Baseball has the Yankees and the Red Sox; boxing had Ali and Frazier; interior design has Martinique and Brazilliance. If you're a designer, design enthusiast, or even just a pattern fanatic, chances are you have STRONG feelings about which of these—oft imitated, translated, and plain knocked-off—patterns is the world's premier tropical print.
The history of this particular feud goes back decades—with both patterns gaining notoriety thanks to iconic hotels on opposite sides of the country. In 1937, legendary decorator Dorothy Draper designed Brazilliance, a bright, pink-and-green banana leaf for California's Arrowhead Springs Hotel. The pattern would eventually become synonymous, though, with an entirely different hotel some 2,500 miles away—more on that later.
Meanwhile, in 1942, Don Loper installed CW Stockwell's Martinique (shown above) at the Beverly Hills Hotel, then, as now, a hotspot for Hollywood's elite. Just a few years later, in 1946, The Greenbrier hotel in West Virginia was acquired by The Chesapeake and Ohio Railway, which hired Draper to transform the property back into a stylish hotel following its stint as a rehabilitation center during World War II.
Draper, who would remain the hotel's decorator through the 1950s (and made headlines for her exceedingly high fees there), brought her inimitable eye for color and pattern to the property, installing her signature black-and-white floors, wide stripes, and splashy chintz.
What Draper didn't actually install at the Greenbrier was one very recognizable banana leaf print. That came later, thanks to the designer's protégé, Carleton Varney, who took over her firm in the 1960s and remains the Greenbrier's official Curator/Decorator today. It was Varney who splashed Brazilliance over the hotel in homage to his former boss in 2010, as he did in 2014 at The Colony, Palm Beach's Pepto-Bismol pink grand dame.

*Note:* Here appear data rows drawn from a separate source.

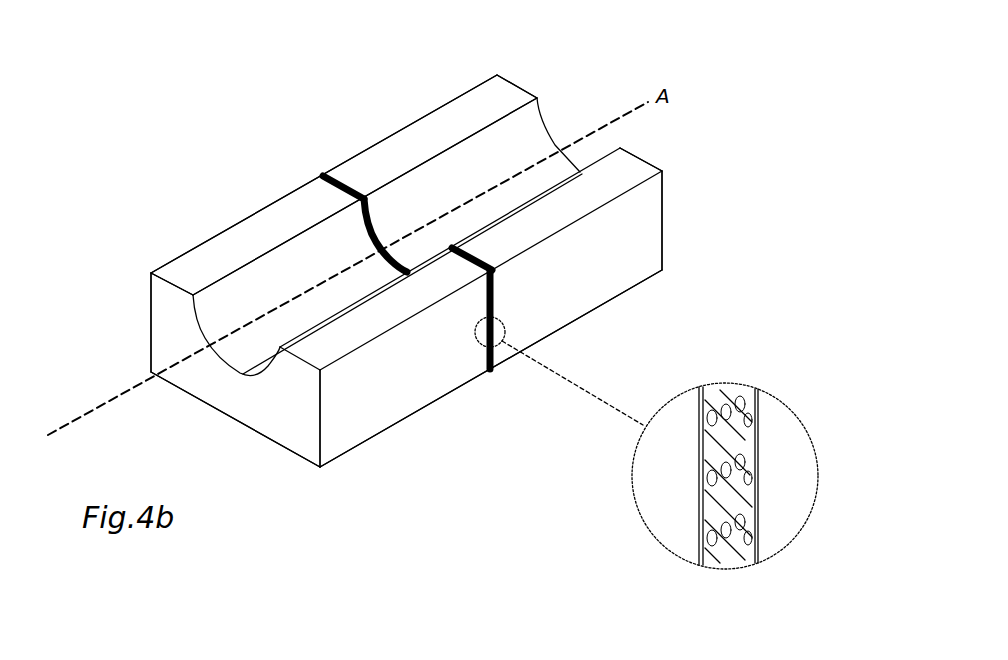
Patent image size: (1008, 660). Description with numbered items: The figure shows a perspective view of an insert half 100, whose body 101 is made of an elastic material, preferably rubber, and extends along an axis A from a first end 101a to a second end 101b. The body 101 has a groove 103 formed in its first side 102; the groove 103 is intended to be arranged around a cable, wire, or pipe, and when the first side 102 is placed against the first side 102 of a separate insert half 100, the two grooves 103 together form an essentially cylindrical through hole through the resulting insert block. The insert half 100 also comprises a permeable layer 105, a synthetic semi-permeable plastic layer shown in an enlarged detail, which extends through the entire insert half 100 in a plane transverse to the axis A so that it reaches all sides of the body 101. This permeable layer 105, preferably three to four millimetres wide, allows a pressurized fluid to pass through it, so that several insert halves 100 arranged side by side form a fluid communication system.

The insert half 100 is at (762, 299).
The body 101 is at (627, 265).
The first end 101a is at (257, 397).
The second end 101b is at (668, 200).
The first side 102 is at (217, 260).
The groove 103 is at (312, 270).
The permeable layer 105 is at (343, 178).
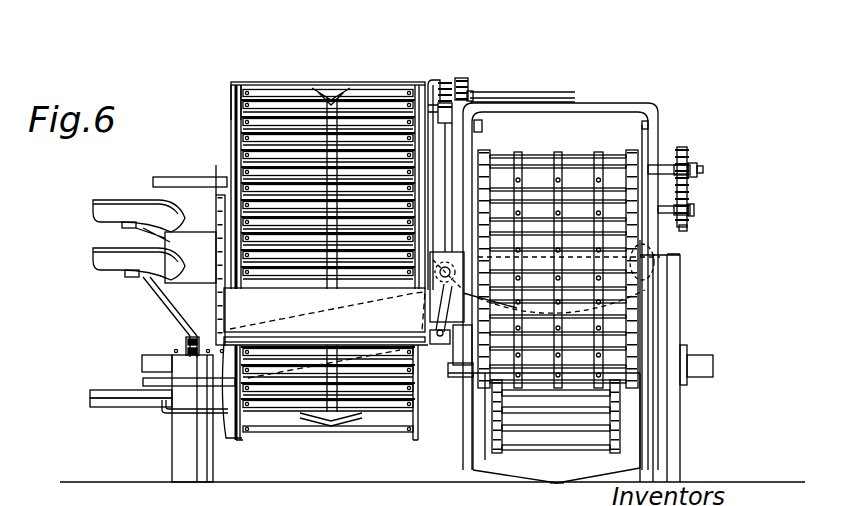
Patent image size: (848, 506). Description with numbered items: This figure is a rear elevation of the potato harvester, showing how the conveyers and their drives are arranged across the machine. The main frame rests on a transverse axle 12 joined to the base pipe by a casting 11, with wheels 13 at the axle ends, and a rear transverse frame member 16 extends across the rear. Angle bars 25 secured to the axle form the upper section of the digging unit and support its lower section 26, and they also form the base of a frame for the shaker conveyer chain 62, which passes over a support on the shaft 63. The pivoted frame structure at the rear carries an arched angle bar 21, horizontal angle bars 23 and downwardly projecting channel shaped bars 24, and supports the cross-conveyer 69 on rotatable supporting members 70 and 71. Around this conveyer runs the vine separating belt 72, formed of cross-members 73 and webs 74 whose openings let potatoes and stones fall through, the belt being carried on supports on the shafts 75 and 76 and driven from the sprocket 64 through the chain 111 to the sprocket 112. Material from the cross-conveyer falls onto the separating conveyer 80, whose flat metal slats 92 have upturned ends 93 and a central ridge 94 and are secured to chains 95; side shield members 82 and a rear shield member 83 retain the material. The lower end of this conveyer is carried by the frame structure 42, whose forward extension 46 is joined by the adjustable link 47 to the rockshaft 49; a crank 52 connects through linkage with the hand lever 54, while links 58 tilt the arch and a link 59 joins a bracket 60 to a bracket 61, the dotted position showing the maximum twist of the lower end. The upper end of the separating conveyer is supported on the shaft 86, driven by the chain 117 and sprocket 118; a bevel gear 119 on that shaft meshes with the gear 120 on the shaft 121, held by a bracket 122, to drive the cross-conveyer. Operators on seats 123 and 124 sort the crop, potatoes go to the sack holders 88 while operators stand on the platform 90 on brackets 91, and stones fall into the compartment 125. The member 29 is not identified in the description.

Meanwhile, in the decades since their design, both patterns have seen their of imitators and found themselves the center of other beloved spaces (New York hot spot Indochine, for one, bears Martinique on its walls). It's little surprise then, that even today, the subject elicits strong opinions from interior designers.
For many, these may be rooted as much in nostalgia as aesthetics, a true sign of both prints' power: "I grew up going to the Greenbrier so it's very nostalgic to me," says Jennifer Beek Hunter. "Dorothy Draper was my entrée into interior design. I knew her as a great woman designer, and I wanted to be just like her!"
Meanwhile, Boston-based Kim Macumber makes the case for the opposite coast: "I lived in L.A. in the late '80s and early '90s," she says. "I had no money, and it was always a treat to go to the Beverly Hills Hotel and have a cocktail. A few minutes of glorious luxury and escape!"
Charleston-based Taylor DeBartola agrees: "There is something about the Martinique pattern that tugs at us," he muses. "Not just the depth and variance of color, but something very Shelly Long à la Troop Beverly Hills."
Still, there's a place for both depending on your palette of choice: "Martinique is more of a darker green with browns," Hunter points out (Ariel Okin, who prefers Martinique, calls it "muted"), as opposed to Brazilliance's preppy pink-and-green.
This month, though, both patterns are proving their staying power in new ways: A few weeks ago, Dorothy Draper Fabrics & Wallpaper released a new blue version of its most iconic print—in both indoor and outdoor fabrics. And just this week, CW Stockwell upped the ante, releasing a new collection that includes updated colorways of Martinique And while I don't think we could ever really replace the originals, the friendly competition lives on.